OP - A eleição de Jair Bolsonaro diz respeito a uma ascensão conservadora ao poder. O que isso significa e o que há a aprender com isso?

 

Clóvis - Candidatura, seja do presidente eleito, ou qualquer outra, é sempre uma oferta no mercado político. Uma oferta que poderá ser consumida ou não nas prateleiras do jogo eleitoral. É claro, tendo havido vitória, uma vitória expressiva, isso indica que houve demanda desse discurso, desse tipo de proposta e, porque não, dos valores que lhe dão fundamento. Eu tenho a impressão é que as propostas vitoriosas trouxeram as conversas de sala de jantar de domingo para o espaço público. Em outras palavras, vamos, a partir daí, aprendendo a conhecer melhor o que o brasileiro pensa, de certa maneira. Havia uma certa diversidade de ofertas eleitorais. Portanto, a vitória de umas e o minguamento de outras é indicativo da opinião.

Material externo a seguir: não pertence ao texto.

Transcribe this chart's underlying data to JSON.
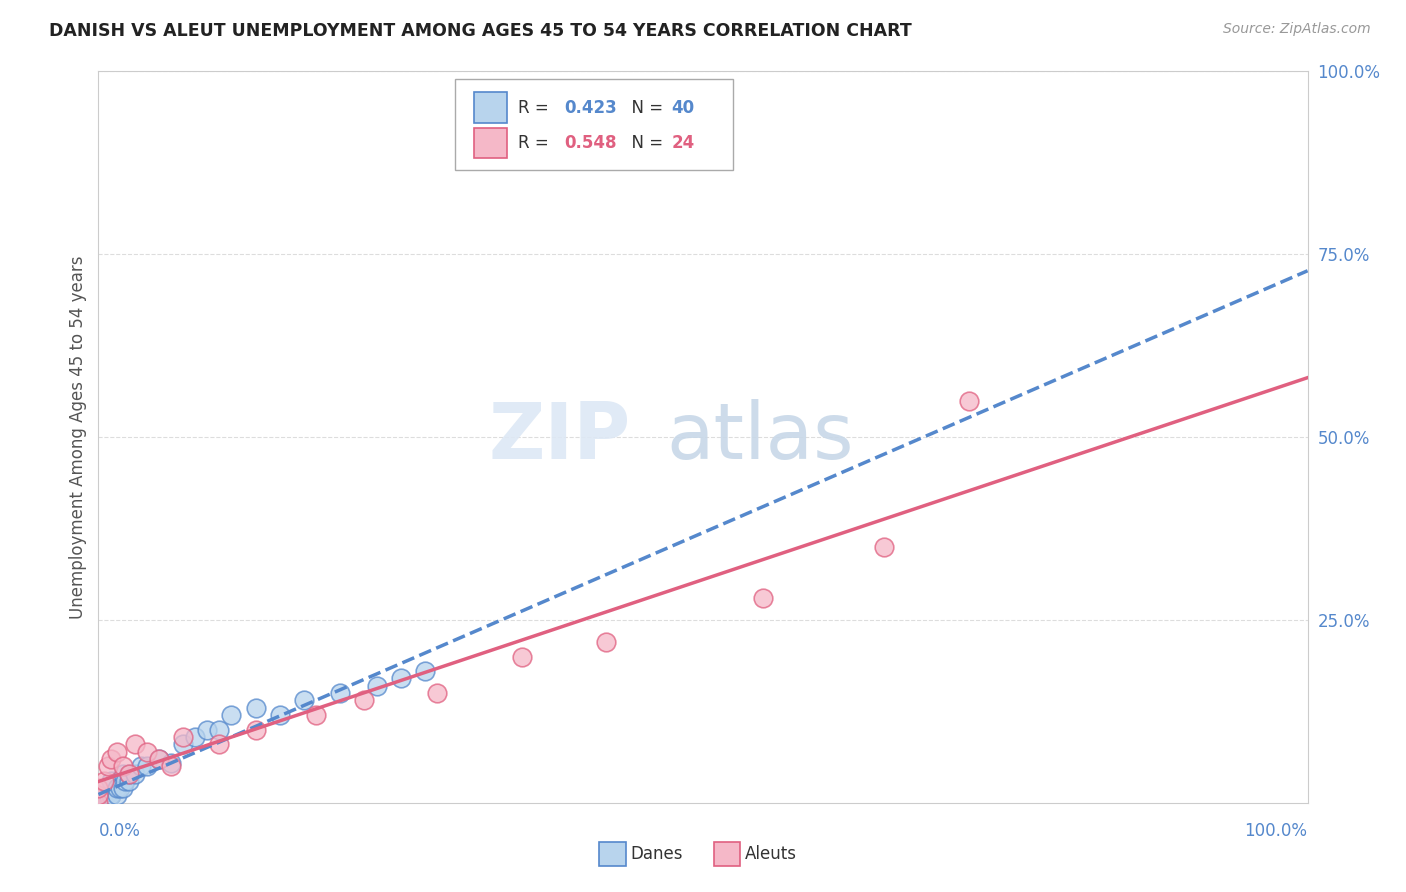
{
  "title": "DANISH VS ALEUT UNEMPLOYMENT AMONG AGES 45 TO 54 YEARS CORRELATION CHART",
  "source": "Source: ZipAtlas.com",
  "ylabel": "Unemployment Among Ages 45 to 54 years",
  "legend_r1": "R = 0.423",
  "legend_n1": "N = 40",
  "legend_r2": "R = 0.548",
  "legend_n2": "N = 24",
  "danes_fill": "#b8d4ed",
  "danes_edge": "#5588cc",
  "aleuts_fill": "#f5b8c8",
  "aleuts_edge": "#e06080",
  "danes_line_color": "#5588cc",
  "aleuts_line_color": "#e06080",
  "danes_x": [
    0.0,
    0.0,
    0.0,
    0.0,
    0.0,
    0.0,
    0.0,
    0.005,
    0.007,
    0.008,
    0.009,
    0.01,
    0.01,
    0.01,
    0.01,
    0.015,
    0.015,
    0.018,
    0.02,
    0.02,
    0.022,
    0.025,
    0.025,
    0.03,
    0.035,
    0.04,
    0.05,
    0.06,
    0.07,
    0.08,
    0.09,
    0.1,
    0.11,
    0.13,
    0.15,
    0.17,
    0.2,
    0.23,
    0.25,
    0.27
  ],
  "danes_y": [
    0.0,
    0.0,
    0.0,
    0.0,
    0.002,
    0.003,
    0.005,
    0.003,
    0.005,
    0.007,
    0.008,
    0.01,
    0.01,
    0.01,
    0.03,
    0.01,
    0.02,
    0.02,
    0.02,
    0.04,
    0.03,
    0.03,
    0.04,
    0.04,
    0.05,
    0.05,
    0.06,
    0.055,
    0.08,
    0.09,
    0.1,
    0.1,
    0.12,
    0.13,
    0.12,
    0.14,
    0.15,
    0.16,
    0.17,
    0.18
  ],
  "aleuts_x": [
    0.0,
    0.0,
    0.0,
    0.005,
    0.008,
    0.01,
    0.015,
    0.02,
    0.025,
    0.03,
    0.04,
    0.05,
    0.06,
    0.07,
    0.1,
    0.13,
    0.18,
    0.22,
    0.28,
    0.35,
    0.42,
    0.55,
    0.65,
    0.72
  ],
  "aleuts_y": [
    0.0,
    0.01,
    0.02,
    0.03,
    0.05,
    0.06,
    0.07,
    0.05,
    0.04,
    0.08,
    0.07,
    0.06,
    0.05,
    0.09,
    0.08,
    0.1,
    0.12,
    0.14,
    0.15,
    0.2,
    0.22,
    0.28,
    0.35,
    0.55
  ],
  "watermark_zip": "ZIP",
  "watermark_atlas": "atlas",
  "ytick_vals": [
    0.25,
    0.5,
    0.75,
    1.0
  ],
  "ytick_labels": [
    "25.0%",
    "50.0%",
    "75.0%",
    "100.0%"
  ],
  "xtick_left": "0.0%",
  "xtick_right": "100.0%",
  "grid_color": "#dddddd",
  "tick_color": "#5588cc"
}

Ora, como somos todos democratas, devemos aceitar, estando do lado vitorioso ou derrotado, decisão perfeitamente regida pelo jogo eleitoral e claro e todo um trabalho que será feito, legislativo e executivo, de condução da gestão do País a partir de valores que foram submetidos avaliação popular, naturalmente, com tudo que isso possa desagradar a uns e a outros. Eu insisto: a política não tem nunca a pretensão de agradar a todos, porque isso exigiria um mundo abundante. Não há conflito, por enquanto, a respeito do ar, porque está todo mundo respirando. O ar não é um problema político. Eu dizia a água, mas já dançou a água também. Tirando o ar, o resto é tudo escasso. Ora sendo escasso, evidentemente, haverá disputa.

 

OP - Numa fala recente, o senhor disse que a política não é assunto para profissionais. Ter apartado a política das discussões cotidianas - sobretudo o entendimento de direitos, legislações - pode explicar o momento atual desse país polarizado?

 

Clóvis - Eu penso que eventual divisão do País se deve há muitas causas, inclusive, ao próprio sistema eleitoral. Quando você faz seguidamente uma eleição em dois turnos, os dois votados chegam ao segundo turno, é de se esperar que paulatinamente a sociedade vá se organizando em dois grandes grupos, porque no final das contas haverá uma disputa pelo poder central final. É claro que há também uma que é geográfica, que é histórica, que é sociológica. É complexo, e não dá pra reduzir numa variável só, sob pena de você apequenar o problema.

 

OP - Ainda sobre o momento político e essa polarização. O Brasil vem de alguns anos apartado, e essa divisão se aprofundou ainda mais. O senhor vê possibilidade de reconciliação dessas duas visões de mundo?

 

Clóvis - Não sei, mas vejo a possibilidade de uma legitimação ainda maior dos mecanismos democráticos de identificação do grupo a exercer o poder, e portanto, a aceitação do grupo circunstancialmente derrotado. Se vão todos concordar em torno de uma ideia central, acho pouquíssimo provável. Mas que passem cada vez mais a aceitar as regras do jogo como definitivas para saber quem vai governar, isso eu acho fundamental.

 

OP - O senhor em algumas palestras fala sobre a busca de felicidade. Por que essa discussão é tão pertinente agora?

 

Clóvis - Primeiro, porque as pessoas estão angustiadíssimas, é um momento de tristeza coletiva, de angústia, de muita dificuldade. Portanto, um discurso sobre felicidade ele como que redireciona um pouco os holofotes para vida no seu sentido mais amplo, e alivia um pouco a pressão em cima dessas questões cotidianas mais candentes. De certa maneira, os grupos em disputa, estão os dois interessados, no fim das contas, numa vida um pouco mais feliz. 

 

Livros

 

Clóvis é autor de 21 livros. O mais recente, Shinsetsu: O poder da gentileza, foi lançado em agosto último. A obra traça uma rota filosófica sobre a ética para tratar de questões como humildade e amor, empatia e fraternidade.